Mr Corbyn rejected Conservative claims that there is "no alternative" to cuts in jobs, public services and the NHS, rising university fees and growing poverty, telling the party's conference in Brighton: "Our Labour Party says No."
Just two weeks after being elected party leader in a landslide vote, the Islington North MP - who was welcomed on stage by a standing ovation - declared that he would stand for "a kinder politics, a more caring society".
And he dismissed Tory accusations that he represents a threat to Britain's security, insisting it is the Government which threatens the security of tenants in insecure rented homes, carers losing local government support, young people locked out of the housing market, families losing benefits and 2.8 million households forced into debt by stagnant wages.
The veteran left-winger stuck to his guns on the renewal of Trident, declaring he did not believe that spending £100 billion on a new generation of nuclear weapons was "the right way forward". And he confirmed plans to take railway services back into public ownership as franchises come up for renewal.
But he insisted that the party's policies will be subject to a comprehensive review, with Labour members having "the final say" on what they should be.

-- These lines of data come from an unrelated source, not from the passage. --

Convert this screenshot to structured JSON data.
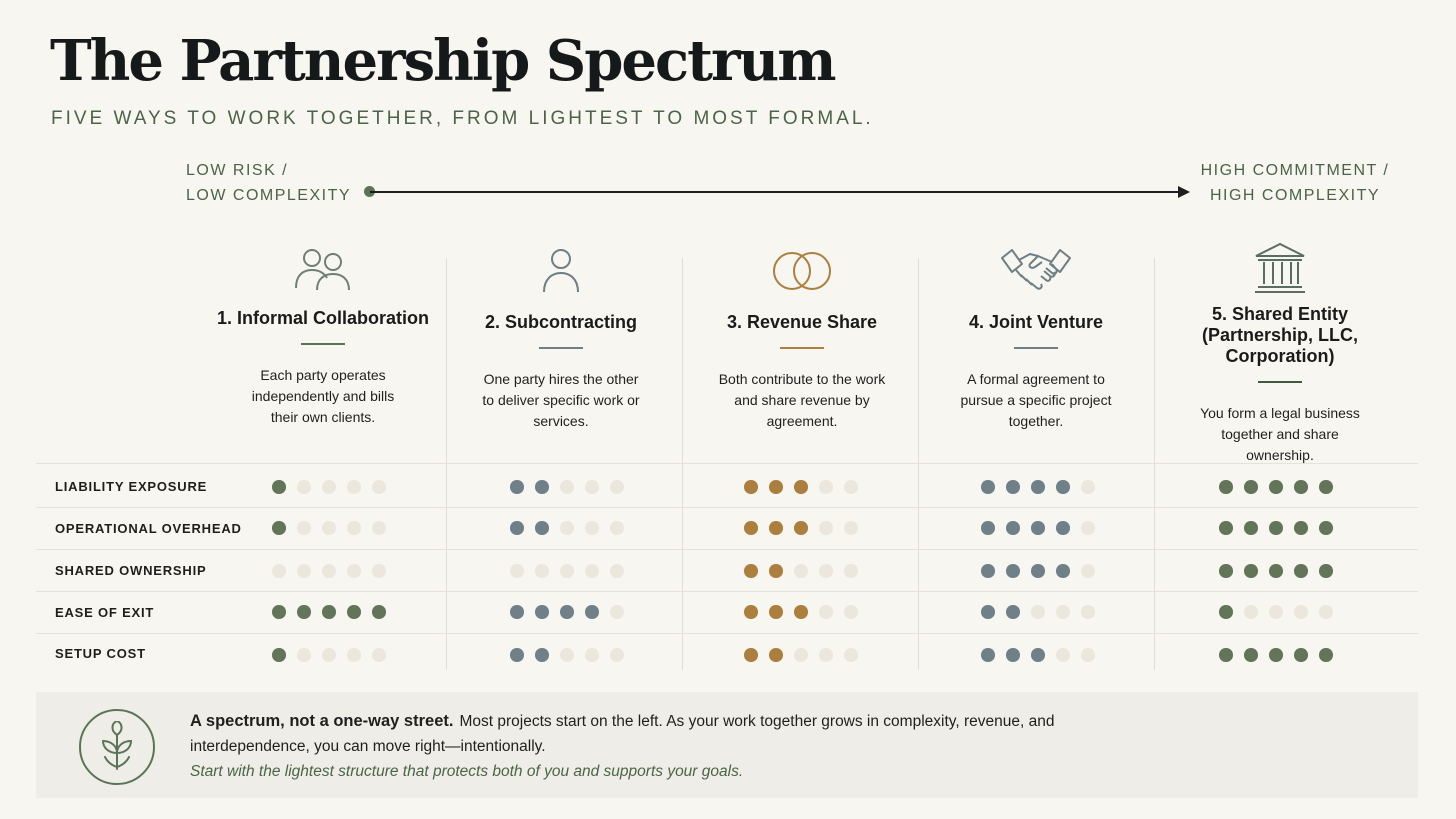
{
  "header": {
    "title": "The Partnership Spectrum",
    "subtitle": "FIVE WAYS TO WORK TOGETHER, FROM LIGHTEST TO MOST FORMAL."
  },
  "axis": {
    "left_line1": "LOW RISK /",
    "left_line2": "LOW COMPLEXITY",
    "right_line1": "HIGH COMMITMENT /",
    "right_line2": "HIGH COMPLEXITY"
  },
  "columns": [
    {
      "title": "1. Informal Collaboration",
      "description": "Each party operates independently and bills their own clients.",
      "icon": "people-icon",
      "accent": "#5a7556"
    },
    {
      "title": "2. Subcontracting",
      "description": "One party hires the other to deliver specific work or services.",
      "icon": "person-icon",
      "accent": "#6e7f86"
    },
    {
      "title": "3. Revenue Share",
      "description": "Both contribute to the work and share revenue by agreement.",
      "icon": "rings-icon",
      "accent": "#ac7f3d"
    },
    {
      "title": "4. Joint Venture",
      "description": "A formal agreement to pursue a specific project together.",
      "icon": "handshake-icon",
      "accent": "#6e7f86"
    },
    {
      "title": "5. Shared Entity (Partnership, LLC, Corporation)",
      "description": "You form a legal business together and share ownership.",
      "icon": "building-icon",
      "accent": "#5a7556"
    }
  ],
  "dot_colors": [
    "#627558",
    "#6f8089",
    "#ad7f3e",
    "#6f8089",
    "#627558"
  ],
  "empty_dot_color": "#ebe7dd",
  "rows": [
    {
      "label": "LIABILITY EXPOSURE",
      "ratings": [
        1,
        2,
        3,
        4,
        5
      ]
    },
    {
      "label": "OPERATIONAL OVERHEAD",
      "ratings": [
        1,
        2,
        3,
        4,
        5
      ]
    },
    {
      "label": "SHARED OWNERSHIP",
      "ratings": [
        0,
        0,
        2,
        4,
        5
      ]
    },
    {
      "label": "EASE OF EXIT",
      "ratings": [
        5,
        4,
        3,
        2,
        1
      ]
    },
    {
      "label": "SETUP COST",
      "ratings": [
        1,
        2,
        2,
        3,
        5
      ]
    }
  ],
  "callout": {
    "heading": "A spectrum, not a one-way street.",
    "body": "Most projects start on the left. As your work together grows in complexity, revenue, and interdependence, you can move right—intentionally.",
    "tagline": "Start with the lightest structure that protects both of you and supports your goals.",
    "icon": "sprout-icon"
  }
}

Unlike predecessors such as Tony Blair, he vowed that neither he, his shadow cabinet or Labour MPs would "impose policy or have a veto" on what the membership decides.
After coming under attack for his failure to sing the national anthem at a Battle of Britain commemoration, Mr Corbyn insisted that his political beliefs were driven by "shared majority British values" and his love of his country.
And he said he wanted to harness the "political earthquake" which brought him into office this summer to build "a society for the majority" in Britain.
Mr Corbyn said the Conservative Government existed "to protect the few and tell all the rest of us to accept what what we're given", offering tax breaks to the hedge funds which have lavished donations on the Tories since David Cameron became leader, while "cutting jobs ... slashing public services ... vandalising the NHS ... cutting junior doctors' pay ... reducing care for the elderly ... destroying the hopes of young people for a college education or putting university graduates into massive debt ... putting half a million more people into poverty".
"They want us to believe there is no alternative," he said.
"They want the people of Britain to accept all of these things. They expect millions of people to work harder and longer for a lower quality of life.
"Our Labour Party says No.
"The British people never have to take what they are given. And certainly not when it comes from Cameron and Osborne."
Mr Corbyn branded Chancellor George Osborne's austerity programme as "the outdated and failed approach of the past", which had left Britain "ill-prepared ... to face another crisis".